LE SIÉGE DE CORINTHE, roman poétique. — C’est encore un Turc, un renégat, qui est le héros du Siége de Corinthe. Obligé de fuir Venise où il est né, Alp s’est réfugié chez les musulmans, abjurant à la fois sa religion et sa patrie ; mais ce qu’il regrette le plus, c’est la belle Francesca, la fille de Minotti, celle à qui plus d’une fois il donna de mélodieuses sérénades dans l’heureux temps de sa jeunesse. Alp ne sait point si Francesca répond à ses feux ; mais il sait que depuis son exil on a vu Francesca plus rarement dans les bals, et plus souvent dans les églises, et lord Byron prétend que Alp en conçut beaucoup d’espoir pour ses amours. Cependant Minotti est allé s’enfermer avec sa fille dans les murs de Corinthe, que les Turcs assiégeaient. Alp, animé par l’amour et par la vengeance, se fait remarquer au milieu des Turcs, et, dans un dernier assaut, décide la victoire en leur faveur. Mais pendant qu’il cherche sa maîtresse au milieu du carnage et des décombres, il apprend qu’elle s’est donnée la mort ; en même temps une balle, partie d’une église voisine, vient frapper l’apostat. — il règne dans ce petit poëme un épouvantable fracas ; l’intrigue se noue par un coup de canon, et se dénoue par l’explosion d’un magasin à poudre. On y trouve des beautés de détails assez nombreuses, et le caractère d’Alp le renégat est tracé avec énergie.

BEPPO. — Beppo est un joli conte, qui finit d’une manière assez piquante. Beppo est un marchand de Venise, que les revers de fortune ont contraint d’abandonner sa patrie. Sa jeune épouse, la belle Laura, a paru d’abord inconsolable de son absence, mais, grâce au plus aimable des comtes italiens, elle s’est enfin consolée. Après quelques années, Beppo revient. Dans ses voyages, il s’est fait Turc, et, pour n’être pas reconnu à Venise, il ne change point de costume.
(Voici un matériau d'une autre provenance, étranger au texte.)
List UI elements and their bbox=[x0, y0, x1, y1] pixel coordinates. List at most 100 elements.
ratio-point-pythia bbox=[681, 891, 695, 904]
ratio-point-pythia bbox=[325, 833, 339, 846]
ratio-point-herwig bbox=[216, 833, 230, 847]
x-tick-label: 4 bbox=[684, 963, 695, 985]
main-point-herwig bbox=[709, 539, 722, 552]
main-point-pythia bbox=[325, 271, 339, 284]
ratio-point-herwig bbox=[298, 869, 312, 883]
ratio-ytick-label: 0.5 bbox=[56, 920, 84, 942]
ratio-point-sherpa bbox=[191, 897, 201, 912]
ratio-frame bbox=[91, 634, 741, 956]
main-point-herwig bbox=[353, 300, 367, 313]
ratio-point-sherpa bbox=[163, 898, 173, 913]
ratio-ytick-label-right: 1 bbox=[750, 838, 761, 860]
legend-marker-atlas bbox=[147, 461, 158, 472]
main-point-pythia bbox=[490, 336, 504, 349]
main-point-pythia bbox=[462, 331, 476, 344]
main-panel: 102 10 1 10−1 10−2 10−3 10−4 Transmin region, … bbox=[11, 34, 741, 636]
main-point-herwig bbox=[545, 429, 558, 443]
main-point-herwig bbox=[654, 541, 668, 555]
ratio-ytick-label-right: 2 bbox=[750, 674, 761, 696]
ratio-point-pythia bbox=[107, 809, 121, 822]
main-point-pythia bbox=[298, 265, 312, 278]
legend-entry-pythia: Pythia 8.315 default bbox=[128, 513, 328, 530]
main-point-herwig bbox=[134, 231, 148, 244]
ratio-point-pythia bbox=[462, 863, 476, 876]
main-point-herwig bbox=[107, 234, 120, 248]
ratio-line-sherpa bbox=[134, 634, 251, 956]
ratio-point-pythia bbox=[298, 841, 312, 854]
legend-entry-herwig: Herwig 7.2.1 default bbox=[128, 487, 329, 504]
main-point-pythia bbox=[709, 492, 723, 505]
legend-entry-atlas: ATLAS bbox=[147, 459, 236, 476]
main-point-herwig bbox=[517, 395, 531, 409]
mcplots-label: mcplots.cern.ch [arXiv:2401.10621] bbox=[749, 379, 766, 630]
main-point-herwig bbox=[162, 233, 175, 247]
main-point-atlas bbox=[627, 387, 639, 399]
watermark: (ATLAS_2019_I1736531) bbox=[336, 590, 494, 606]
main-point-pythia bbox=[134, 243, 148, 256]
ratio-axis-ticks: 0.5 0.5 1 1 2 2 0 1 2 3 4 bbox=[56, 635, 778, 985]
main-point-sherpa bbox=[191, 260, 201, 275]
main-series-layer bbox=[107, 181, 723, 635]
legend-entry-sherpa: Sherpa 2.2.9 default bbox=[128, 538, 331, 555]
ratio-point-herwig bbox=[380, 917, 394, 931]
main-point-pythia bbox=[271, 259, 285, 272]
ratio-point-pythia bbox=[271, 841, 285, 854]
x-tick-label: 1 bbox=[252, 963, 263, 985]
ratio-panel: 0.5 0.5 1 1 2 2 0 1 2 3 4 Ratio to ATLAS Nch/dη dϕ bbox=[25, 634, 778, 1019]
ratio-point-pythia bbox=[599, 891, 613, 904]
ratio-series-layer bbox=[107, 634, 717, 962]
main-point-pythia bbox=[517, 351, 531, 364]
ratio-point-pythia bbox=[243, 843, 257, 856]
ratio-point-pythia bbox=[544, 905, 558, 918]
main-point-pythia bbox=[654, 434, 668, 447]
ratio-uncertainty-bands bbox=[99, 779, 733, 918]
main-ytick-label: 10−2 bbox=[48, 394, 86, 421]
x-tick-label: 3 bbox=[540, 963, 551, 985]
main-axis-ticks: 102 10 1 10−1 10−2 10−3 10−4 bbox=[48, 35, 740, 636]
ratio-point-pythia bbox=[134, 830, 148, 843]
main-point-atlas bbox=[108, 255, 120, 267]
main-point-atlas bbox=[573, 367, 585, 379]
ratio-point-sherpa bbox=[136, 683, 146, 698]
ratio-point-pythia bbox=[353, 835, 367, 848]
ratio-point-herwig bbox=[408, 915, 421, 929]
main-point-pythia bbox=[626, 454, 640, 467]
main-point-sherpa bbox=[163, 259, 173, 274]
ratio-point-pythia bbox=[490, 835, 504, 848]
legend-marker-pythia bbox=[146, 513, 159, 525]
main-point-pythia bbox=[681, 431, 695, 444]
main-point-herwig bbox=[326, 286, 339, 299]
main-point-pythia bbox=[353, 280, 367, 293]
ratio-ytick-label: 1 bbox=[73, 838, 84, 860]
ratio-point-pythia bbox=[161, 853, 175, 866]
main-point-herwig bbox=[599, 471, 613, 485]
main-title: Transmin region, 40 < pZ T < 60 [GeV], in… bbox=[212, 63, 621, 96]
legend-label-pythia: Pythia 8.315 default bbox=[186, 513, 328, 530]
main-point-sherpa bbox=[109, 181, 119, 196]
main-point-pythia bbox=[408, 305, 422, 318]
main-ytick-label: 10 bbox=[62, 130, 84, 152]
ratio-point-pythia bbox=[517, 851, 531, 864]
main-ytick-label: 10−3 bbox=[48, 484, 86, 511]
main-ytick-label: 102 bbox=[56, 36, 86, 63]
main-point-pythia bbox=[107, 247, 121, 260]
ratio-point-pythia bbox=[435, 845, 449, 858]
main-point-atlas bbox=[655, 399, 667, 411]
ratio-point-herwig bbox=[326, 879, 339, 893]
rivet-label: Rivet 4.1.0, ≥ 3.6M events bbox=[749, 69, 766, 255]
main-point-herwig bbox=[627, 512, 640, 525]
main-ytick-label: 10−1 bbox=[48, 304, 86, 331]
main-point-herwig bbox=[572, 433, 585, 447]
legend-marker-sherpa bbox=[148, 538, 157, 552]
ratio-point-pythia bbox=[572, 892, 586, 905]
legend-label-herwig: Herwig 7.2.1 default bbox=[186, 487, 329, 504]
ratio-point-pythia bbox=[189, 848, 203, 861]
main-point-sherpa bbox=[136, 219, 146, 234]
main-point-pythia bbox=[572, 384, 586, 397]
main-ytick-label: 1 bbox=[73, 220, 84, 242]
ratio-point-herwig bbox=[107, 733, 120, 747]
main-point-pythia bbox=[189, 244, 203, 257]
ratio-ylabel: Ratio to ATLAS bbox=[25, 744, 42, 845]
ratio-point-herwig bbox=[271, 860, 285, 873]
Son turban et sa longue robe le déguisaient si bien à tous les yeux, que dans un grand bal, où Laura se trouvait avec le comte, elle ne le reconnut point, quoiqu’il ne cessât de la regarder et de la suivre. Lorsque le jour fut prêt à paraître, Laura et le comte se retirèrent. Mais quand leur gondole s’arrêta devant la maison de Laura, ils furent bien surpris de voir qu’en face d’eux était assis le Turc inévitable.